"Obama kommt zum ersten Mal nach Brüssel", titelt Het Laatste Nieuws. Auch De Morgen und Het Belang Van Limburg heben die Meldung auf Seite eins hervor. Dabei wurde die Information bislang noch nicht bestätigt. Die Zeitungen berufen sich aber allesamt auf "glaubwürdige diplomatische Quellen".
Demnach soll der US-Präsident am 26. März für einen Tag nach Brüssel kommen. Neben Besuchen bei der NATO und bei der Europäischen Union könnten auch Treffen mit König Philippe und Premierminister Elio Di Rupo auf dem Programm stehen.

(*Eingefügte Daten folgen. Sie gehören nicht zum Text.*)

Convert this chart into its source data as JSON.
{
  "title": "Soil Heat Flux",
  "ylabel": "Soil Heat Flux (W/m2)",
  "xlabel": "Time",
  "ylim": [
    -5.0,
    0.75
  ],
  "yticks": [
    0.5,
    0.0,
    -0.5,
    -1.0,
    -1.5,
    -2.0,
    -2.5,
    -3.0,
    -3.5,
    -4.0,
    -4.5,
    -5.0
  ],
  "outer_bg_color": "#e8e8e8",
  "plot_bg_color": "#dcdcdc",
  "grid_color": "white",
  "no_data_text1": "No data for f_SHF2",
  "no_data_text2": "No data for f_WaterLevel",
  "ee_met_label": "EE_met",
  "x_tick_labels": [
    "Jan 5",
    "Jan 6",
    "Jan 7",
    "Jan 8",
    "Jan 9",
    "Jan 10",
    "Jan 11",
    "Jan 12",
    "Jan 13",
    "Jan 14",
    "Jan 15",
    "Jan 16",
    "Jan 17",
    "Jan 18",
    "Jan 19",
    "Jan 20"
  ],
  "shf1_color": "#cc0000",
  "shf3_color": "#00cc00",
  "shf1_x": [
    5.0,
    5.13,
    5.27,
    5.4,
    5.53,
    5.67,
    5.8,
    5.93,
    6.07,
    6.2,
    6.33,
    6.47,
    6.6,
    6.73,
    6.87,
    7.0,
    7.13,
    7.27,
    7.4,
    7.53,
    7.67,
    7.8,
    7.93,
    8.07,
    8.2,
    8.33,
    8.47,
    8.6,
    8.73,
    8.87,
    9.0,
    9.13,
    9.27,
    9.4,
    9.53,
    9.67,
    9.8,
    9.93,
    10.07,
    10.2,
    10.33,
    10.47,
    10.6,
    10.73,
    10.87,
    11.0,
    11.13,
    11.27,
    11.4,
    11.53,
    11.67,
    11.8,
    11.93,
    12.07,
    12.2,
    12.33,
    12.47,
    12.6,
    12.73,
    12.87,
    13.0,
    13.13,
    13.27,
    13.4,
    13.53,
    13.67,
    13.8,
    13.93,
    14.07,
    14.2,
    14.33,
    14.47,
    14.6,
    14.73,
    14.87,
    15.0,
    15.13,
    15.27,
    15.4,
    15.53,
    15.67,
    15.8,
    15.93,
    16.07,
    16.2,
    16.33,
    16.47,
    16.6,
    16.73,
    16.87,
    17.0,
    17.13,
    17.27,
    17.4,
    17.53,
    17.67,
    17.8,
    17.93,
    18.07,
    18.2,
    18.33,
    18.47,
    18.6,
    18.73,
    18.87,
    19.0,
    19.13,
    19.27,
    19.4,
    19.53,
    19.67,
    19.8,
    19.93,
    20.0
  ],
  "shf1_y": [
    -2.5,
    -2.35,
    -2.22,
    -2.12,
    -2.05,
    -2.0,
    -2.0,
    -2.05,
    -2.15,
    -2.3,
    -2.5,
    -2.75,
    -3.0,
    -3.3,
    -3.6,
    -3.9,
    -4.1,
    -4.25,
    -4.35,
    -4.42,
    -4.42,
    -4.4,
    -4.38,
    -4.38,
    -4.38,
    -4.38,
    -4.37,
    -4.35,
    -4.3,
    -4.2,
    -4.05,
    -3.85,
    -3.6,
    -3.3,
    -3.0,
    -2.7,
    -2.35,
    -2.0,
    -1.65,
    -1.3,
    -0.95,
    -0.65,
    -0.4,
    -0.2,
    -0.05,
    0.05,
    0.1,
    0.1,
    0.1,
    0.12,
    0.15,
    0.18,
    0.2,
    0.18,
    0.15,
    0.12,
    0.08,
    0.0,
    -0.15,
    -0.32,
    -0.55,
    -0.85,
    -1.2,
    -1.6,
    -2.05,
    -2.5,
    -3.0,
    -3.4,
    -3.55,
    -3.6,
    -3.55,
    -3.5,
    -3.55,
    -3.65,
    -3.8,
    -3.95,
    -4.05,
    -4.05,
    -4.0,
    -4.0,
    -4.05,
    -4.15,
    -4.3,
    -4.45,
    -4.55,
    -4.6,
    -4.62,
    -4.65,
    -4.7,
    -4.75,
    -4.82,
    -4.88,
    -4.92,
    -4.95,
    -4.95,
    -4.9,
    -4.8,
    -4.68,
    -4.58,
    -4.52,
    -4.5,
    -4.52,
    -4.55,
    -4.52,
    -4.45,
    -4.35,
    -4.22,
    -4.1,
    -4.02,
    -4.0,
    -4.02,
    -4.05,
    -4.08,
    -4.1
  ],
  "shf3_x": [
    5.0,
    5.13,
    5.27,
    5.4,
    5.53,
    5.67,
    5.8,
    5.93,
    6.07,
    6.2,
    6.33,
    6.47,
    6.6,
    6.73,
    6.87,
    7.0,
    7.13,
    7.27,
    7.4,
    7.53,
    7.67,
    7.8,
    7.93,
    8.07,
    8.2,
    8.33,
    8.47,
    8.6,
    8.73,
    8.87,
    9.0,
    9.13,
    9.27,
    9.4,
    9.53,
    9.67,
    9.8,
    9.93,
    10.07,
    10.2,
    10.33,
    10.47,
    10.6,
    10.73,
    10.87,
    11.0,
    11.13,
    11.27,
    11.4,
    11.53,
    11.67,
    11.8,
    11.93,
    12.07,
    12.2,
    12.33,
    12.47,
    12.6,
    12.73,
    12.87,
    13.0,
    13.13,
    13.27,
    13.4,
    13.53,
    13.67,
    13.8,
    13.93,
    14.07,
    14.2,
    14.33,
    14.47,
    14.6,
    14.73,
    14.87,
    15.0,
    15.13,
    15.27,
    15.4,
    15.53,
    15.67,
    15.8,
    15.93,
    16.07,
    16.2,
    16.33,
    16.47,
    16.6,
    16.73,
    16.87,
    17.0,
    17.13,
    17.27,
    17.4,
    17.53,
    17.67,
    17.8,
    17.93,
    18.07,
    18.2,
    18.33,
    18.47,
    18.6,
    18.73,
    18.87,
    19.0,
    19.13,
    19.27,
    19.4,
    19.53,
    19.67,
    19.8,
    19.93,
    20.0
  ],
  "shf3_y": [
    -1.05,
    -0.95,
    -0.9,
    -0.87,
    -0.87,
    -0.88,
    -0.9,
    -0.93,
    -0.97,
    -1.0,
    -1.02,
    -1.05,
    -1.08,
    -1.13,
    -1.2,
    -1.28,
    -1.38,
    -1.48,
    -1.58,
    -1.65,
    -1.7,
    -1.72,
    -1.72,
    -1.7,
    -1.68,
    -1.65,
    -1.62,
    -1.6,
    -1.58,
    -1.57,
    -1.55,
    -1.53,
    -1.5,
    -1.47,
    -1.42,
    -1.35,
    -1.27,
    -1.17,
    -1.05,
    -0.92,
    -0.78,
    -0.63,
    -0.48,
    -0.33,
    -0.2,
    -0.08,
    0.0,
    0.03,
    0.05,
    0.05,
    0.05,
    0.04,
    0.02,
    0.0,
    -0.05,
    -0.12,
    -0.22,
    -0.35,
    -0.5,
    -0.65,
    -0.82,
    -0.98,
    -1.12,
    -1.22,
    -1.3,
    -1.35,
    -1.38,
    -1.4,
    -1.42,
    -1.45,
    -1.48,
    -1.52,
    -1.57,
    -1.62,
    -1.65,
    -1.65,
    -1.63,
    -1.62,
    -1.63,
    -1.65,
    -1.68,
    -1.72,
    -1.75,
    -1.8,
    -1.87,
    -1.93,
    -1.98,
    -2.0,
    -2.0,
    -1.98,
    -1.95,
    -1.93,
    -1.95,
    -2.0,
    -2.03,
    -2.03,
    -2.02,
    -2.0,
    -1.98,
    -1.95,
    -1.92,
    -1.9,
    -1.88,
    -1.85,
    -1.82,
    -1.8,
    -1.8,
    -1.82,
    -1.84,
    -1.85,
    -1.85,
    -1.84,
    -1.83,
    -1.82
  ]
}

Obama-Besuch im Schatten des Abhörskandals
Im Mittelpunkt von Obamas Visite bei den europäischen Partnern durfte neben dem geplanten Freihandelsabkommen zwischen der EU und den USA auch der Abhörskandal stehen. Gerade erst hat der US-Präsident eine Reform der Geheimdienste angekündigt. So erklärte er, dass das Recht auf Privatleben künftig zumindest teilweise auch für Nicht-Amerikaner gelten müsse. De Morgen relativiert allerdings die Tragweite der Ankündigung: "Die NSA wird ein bisschen an die Kette gelegt", schreibt das Blatt.
Und doch sind die neuen Regeln für Spionage-Aktivitäten ein Sieg für Edward Snowden, glaubt La Libre Belgique in ihrem Leitartikel. Zwar gilt der Whistleblower nach wie vor als Geheimnisverräter; zwar werden die US-Nachrichtendienste weiterhin spionieren, was das Zeug hält; doch geben die USA zum ersten Mal zu, dass sie zu weit gegangen sind. Die fast unglaublichen Enthüllungen von Edward Snowden haben also doch etwas bewirkt.
Bemerkenswertes Zweckbündnis
Innenpolitisch sorgt ein Doppelinterview für Aufsehen: Wouter Beke und Charles Michel, die Vorsitzenden von MR und CD&V, stellen sich gemeinsam den Fragen von Journalisten. Und das gleich in zwei Zeitungen, nämlich im flämischen Standaard und im frankophonen Soir.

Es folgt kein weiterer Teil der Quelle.